Dollar Weakens as Yields Fall After Tariff Threat.

Dollar Weakens as Yields Fall After Tariff Threat.

Sat, October 11, 2025

U.S. dollar strength eased and Treasury yields retreated after headlines about a potential sharp increase in tariffs on China triggered risk-off positioning. Traders pared back long-dollar bets while benchmark Treasury yields moved lower, reflecting a short-term shift toward safe-haven demand and repricing of interest-rate expectations.

What moved the dollar and Treasury yields

Late-session reports that the White House threatened a significant tariff escalation on Chinese goods prompted investors to step back from risky assets. That sentiment flip pushed the U.S. Dollar Index (DXY) down modestly and drove a decline in nominal Treasury yields as demand for government debt rose.

News-driven risk shift

Geopolitical and trade headlines can compress risk premiums quickly.

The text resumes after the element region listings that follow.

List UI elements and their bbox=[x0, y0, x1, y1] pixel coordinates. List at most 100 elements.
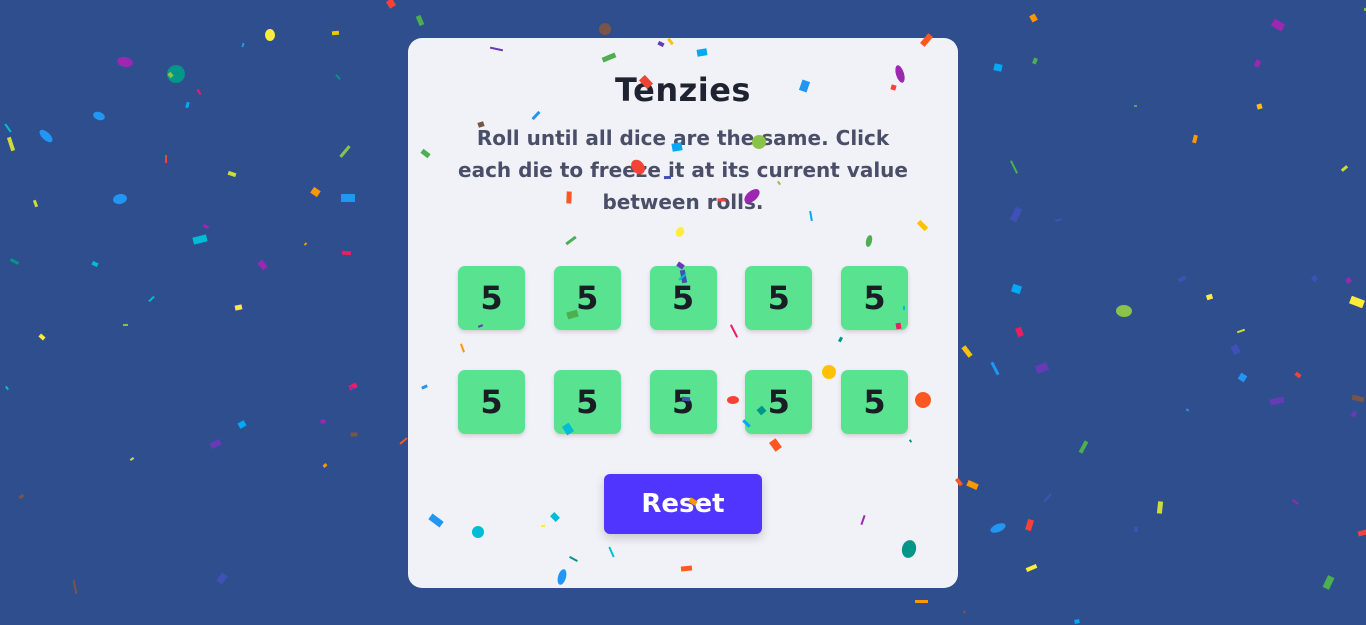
die-1[interactable]: 5 bbox=[458, 266, 525, 330]
confetti-piece bbox=[5, 385, 9, 391]
die-7[interactable]: 5 bbox=[553, 370, 621, 434]
confetti-piece bbox=[1078, 440, 1089, 454]
confetti-piece bbox=[1025, 564, 1038, 572]
confetti-piece bbox=[1322, 575, 1335, 590]
confetti-piece bbox=[331, 30, 340, 36]
confetti-piece bbox=[1294, 371, 1302, 379]
confetti-piece bbox=[1310, 274, 1319, 283]
confetti-piece bbox=[1032, 57, 1038, 65]
game-card: Tenzies Roll until all dice are the same… bbox=[408, 38, 958, 588]
confetti-piece bbox=[6, 136, 16, 152]
confetti-piece bbox=[1351, 394, 1365, 403]
confetti-piece bbox=[1010, 160, 1018, 174]
die-5[interactable]: 5 bbox=[841, 266, 908, 330]
confetti-piece bbox=[32, 199, 39, 208]
confetti-piece bbox=[415, 14, 425, 27]
confetti-piece bbox=[209, 439, 222, 449]
die-10[interactable]: 5 bbox=[841, 370, 908, 434]
confetti-piece bbox=[93, 111, 105, 121]
confetti-piece bbox=[167, 71, 174, 79]
die-4[interactable]: 5 bbox=[745, 266, 813, 330]
confetti-piece bbox=[1015, 326, 1024, 338]
confetti-piece bbox=[1205, 293, 1214, 301]
confetti-piece bbox=[216, 572, 228, 585]
confetti-piece bbox=[1269, 396, 1285, 406]
confetti-piece bbox=[237, 420, 247, 429]
confetti-piece bbox=[1237, 372, 1248, 383]
confetti-piece bbox=[1133, 526, 1139, 533]
confetti-piece bbox=[1009, 206, 1023, 223]
confetti-piece bbox=[234, 304, 243, 311]
confetti-piece bbox=[1340, 165, 1349, 172]
confetti-piece bbox=[962, 610, 967, 614]
confetti-piece bbox=[915, 600, 928, 603]
confetti-piece bbox=[91, 260, 99, 268]
confetti-piece bbox=[1010, 283, 1023, 295]
confetti-piece bbox=[4, 123, 12, 133]
confetti-piece bbox=[241, 42, 245, 48]
confetti-piece bbox=[117, 56, 133, 68]
confetti-piece bbox=[966, 480, 979, 490]
confetti-piece bbox=[385, 0, 397, 9]
die-9[interactable]: 5 bbox=[745, 370, 813, 434]
confetti-piece bbox=[1345, 277, 1352, 284]
confetti-piece bbox=[122, 323, 129, 327]
confetti-piece bbox=[1177, 275, 1187, 283]
confetti-piece bbox=[72, 579, 78, 595]
confetti-piece bbox=[264, 29, 276, 41]
confetti-piece bbox=[990, 361, 1000, 376]
confetti-piece bbox=[1025, 518, 1034, 532]
confetti-piece bbox=[1043, 493, 1052, 503]
confetti-piece bbox=[1054, 218, 1063, 222]
confetti-piece bbox=[350, 432, 358, 437]
confetti-piece bbox=[1029, 13, 1038, 23]
game-instructions: Roll until all dice are the same. Click … bbox=[458, 126, 908, 214]
game-title: Tenzies bbox=[615, 71, 751, 109]
confetti-piece bbox=[164, 154, 168, 164]
die-2[interactable]: 5 bbox=[553, 266, 621, 330]
confetti-piece bbox=[167, 65, 185, 83]
confetti-piece bbox=[1156, 501, 1164, 514]
confetti-piece bbox=[129, 457, 135, 461]
die-6[interactable]: 5 bbox=[458, 370, 525, 434]
confetti-piece bbox=[38, 333, 46, 341]
confetti-piece bbox=[303, 242, 308, 246]
confetti-piece bbox=[399, 437, 408, 445]
confetti-piece bbox=[1236, 328, 1246, 334]
die-3[interactable]: 5 bbox=[649, 266, 717, 330]
confetti-piece bbox=[335, 74, 341, 80]
confetti-piece bbox=[1349, 295, 1365, 309]
confetti-piece bbox=[1074, 619, 1080, 624]
confetti-piece bbox=[113, 193, 127, 205]
confetti-piece bbox=[1357, 528, 1366, 537]
reset-button[interactable]: Reset bbox=[604, 474, 762, 534]
confetti-piece bbox=[1034, 362, 1050, 374]
confetti-piece bbox=[1350, 410, 1358, 418]
confetti-piece bbox=[227, 170, 237, 178]
confetti-piece bbox=[310, 186, 321, 198]
confetti-piece bbox=[148, 295, 155, 303]
confetti-piece bbox=[993, 63, 1003, 72]
confetti-piece bbox=[1192, 134, 1198, 144]
confetti-piece bbox=[18, 493, 25, 500]
die-8[interactable]: 5 bbox=[649, 370, 717, 434]
confetti-piece bbox=[1256, 103, 1263, 110]
dice-grid: 5 5 5 5 5 5 5 5 5 5 bbox=[458, 266, 908, 434]
confetti-piece bbox=[1116, 304, 1132, 318]
confetti-piece bbox=[1270, 18, 1286, 32]
confetti-piece bbox=[192, 234, 208, 245]
confetti-piece bbox=[9, 258, 20, 265]
confetti-piece bbox=[349, 385, 355, 391]
confetti-piece bbox=[990, 523, 1006, 533]
confetti-piece bbox=[320, 419, 326, 424]
confetti-piece bbox=[39, 129, 53, 143]
confetti-piece bbox=[257, 259, 268, 271]
confetti-piece bbox=[185, 101, 190, 109]
confetti-piece bbox=[961, 345, 973, 358]
confetti-piece bbox=[1253, 59, 1262, 68]
confetti-piece bbox=[339, 145, 351, 158]
confetti-piece bbox=[341, 250, 352, 256]
confetti-piece bbox=[348, 382, 358, 391]
confetti-piece bbox=[1133, 104, 1138, 108]
confetti-piece bbox=[1230, 343, 1241, 356]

In this episode, the tariff threat reduced risk appetite and increased flows into Treasuries, which put downward pressure on yields and nudged the dollar lower versus a basket of currencies.

Key numbers to note

  • U.S. Dollar Index (DXY): ~97.8 (slightly lower on the day)
  • 10-year U.S. Treasury yield (nominal): 4.05%
  • 2-year U.S. Treasury yield: 3.52%
  • 30-year U.S. Treasury yield: 4.63%
  • 10-year TIPS real yield: ~1.75% → 10-year breakeven inflation ≈ 2.30%

Interpretation of the readings

The drop in nominal yields alongside relatively steady real yields implies a modest move in inflation expectations (breakeven rates). Short‑end yields (2-year) remained notably lower than their peaks, signaling a slight easing of near-term rate-hike bets despite ongoing Fed vigilance.

What traders should watch next

Markets will be monitoring whether tariff rhetoric escalates or is dialed back. Key data and policy drivers that could re-steer dollar and yield direction include upcoming U.S. economic releases (inflation and payrolls), the Federal Reserve commentary, and any developments in U.S.–China trade relations.

Immediate catalysts

  • Follow official statements on tariffs and trade diplomacy for fresh risk cues.
  • Watch U.S. inflation and employment reports for guidance on Fed policy expectations.
  • Monitor real yields and breakevens for shifts in inflation compensation.

Bottom line: short-term headline risk drove a modest dollar pullback and a dip in Treasury yields. Traders should stay alert to follow‑through from trade-related news and the next suite of economic data for clearer direction.